Silvio Lorusso is a writer, artist and designer living in Rotterdam, the Netherlands. His work focuses on the cultures and rhetorical regimes embedded in techno-social systems. He deals with the narratives and counternarratives that define platforms, devices and interfaces. By doing so, he engages with the tensions surrounding notions of labour, productivity, autonomy, self-design, entrepreneurialism, precarity and failure. Lorusso’s practice combines various media such as video, website, artist’s book, installation, lecture. This activity is further stimulated by writing essays, curating exhibitions and organizing public programs. In 2018 he published his first book entitled ENTREPRECARIAT: Everyone Is an Entrepreneur. Nobody Is Safe. He holds a Ph.D. in Design Sciences from the Iuav University of Venice.
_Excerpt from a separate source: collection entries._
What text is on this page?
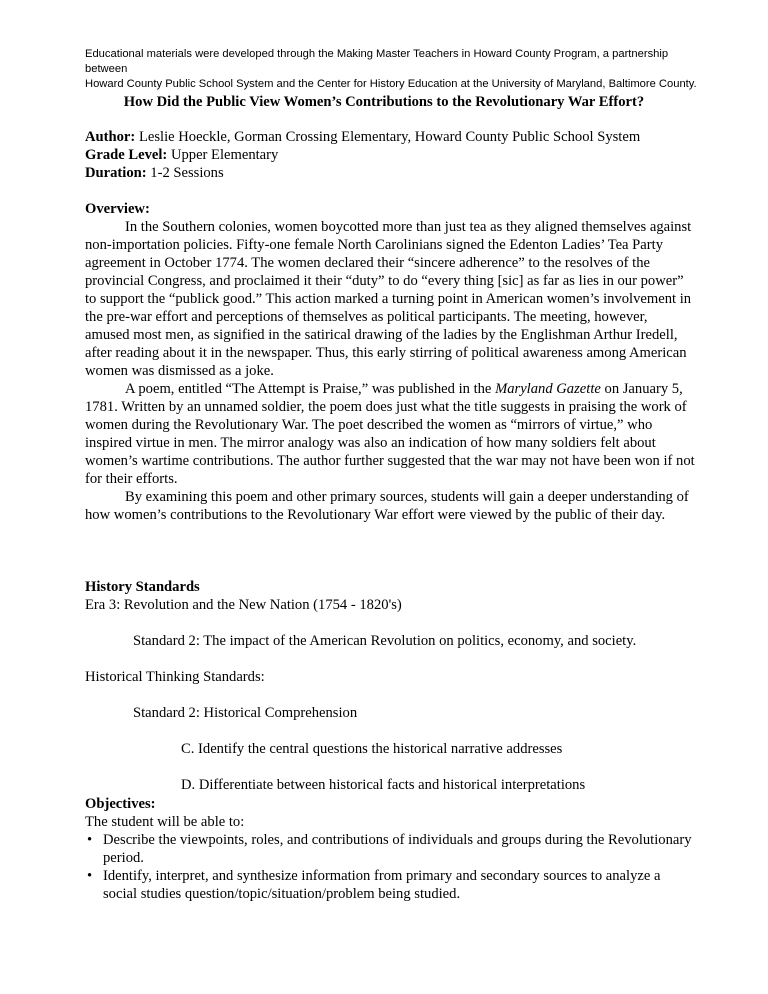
Educational materials were developed through the Making Master Teachers in Howard County Program, a partnership between
Howard County Public School System and the Center for History Education at the University of Maryland, Baltimore County.
How Did the Public View Women’s Contributions to the Revolutionary War Effort?
Author: Leslie Hoeckle, Gorman Crossing Elementary, Howard County Public School System
Grade Level: Upper Elementary
Duration: 1-2 Sessions
Overview:

In the Southern colonies, women boycotted more than just tea as they aligned themselves against non-importation policies. Fifty-one female North Carolinians signed the Edenton Ladies’ Tea Party agreement in October 1774. The women declared their “sincere adherence” to the resolves of the provincial Congress, and proclaimed it their “duty” to do “every thing [sic] as far as lies in our power” to support the “publick good.” This action marked a turning point in American women’s involvement in the pre-war effort and perceptions of themselves as political participants. The meeting, however, amused most men, as signified in the satirical drawing of the ladies by the Englishman Arthur Iredell, after reading about it in the newspaper. Thus, this early stirring of political awareness among American women was dismissed as a joke.

A poem, entitled “The Attempt is Praise,” was published in the Maryland Gazette on January 5, 1781. Written by an unnamed soldier, the poem does just what the title suggests in praising the work of women during the Revolutionary War. The poet described the women as “mirrors of virtue,” who inspired virtue in men. The mirror analogy was also an indication of how many soldiers felt about women’s wartime contributions. The author further suggested that the war may not have been won if not for their efforts.

By examining this poem and other primary sources, students will gain a deeper understanding of how women’s contributions to the Revolutionary War effort were viewed by the public of their day.

History Standards
Era 3: Revolution and the New Nation (1754 - 1820's)
Standard 2: The impact of the American Revolution on politics, economy, and society.
Historical Thinking Standards:
Standard 2: Historical Comprehension
C. Identify the central questions the historical narrative addresses
D. Differentiate between historical facts and historical interpretations
Objectives:
The student will be able to:
• Describe the viewpoints, roles, and contributions of individuals and groups during the Revolutionary period.
• Identify, interpret, and synthesize information from primary and secondary sources to analyze a social studies question/topic/situation/problem being studied.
Sebastian Schmieg examines the algorithmic circulation of images, texts and bodies. At the center of his artistic practice are playful interventions in found systems that explore the realities behind the shiny interfaces of our networked society. Schmieg works in a wide range of media such as video, website, installation, artist book, software, lecture performance and delivery service. His work has been internationally exhibited in the Photographers’ Gallery London, the MdbK Leipzig, the HeK Basel and the Chronus Art Center Shanghai. Schmieg lives in Berlin and teaches as a professor for interface design at the HTW Dresden.
LOREM is a multidisciplinary project involving AI and video artists, musicians and instrument designers as well as computer specialists. Conceived by Italian musician and publisher Francesco D’Abbraccio, the project is an inquiry into human-computer interaction in the age of Artificial Intelligence.
In accordance with the recommended measures to prevent coronavirus infection, the number of visitors who can be in the gallery at the same time is limited. Also, visitors are invited to disinfect their hands at the entrance, maintain an appropriate distance from each other and be sure to wear a protective face mask.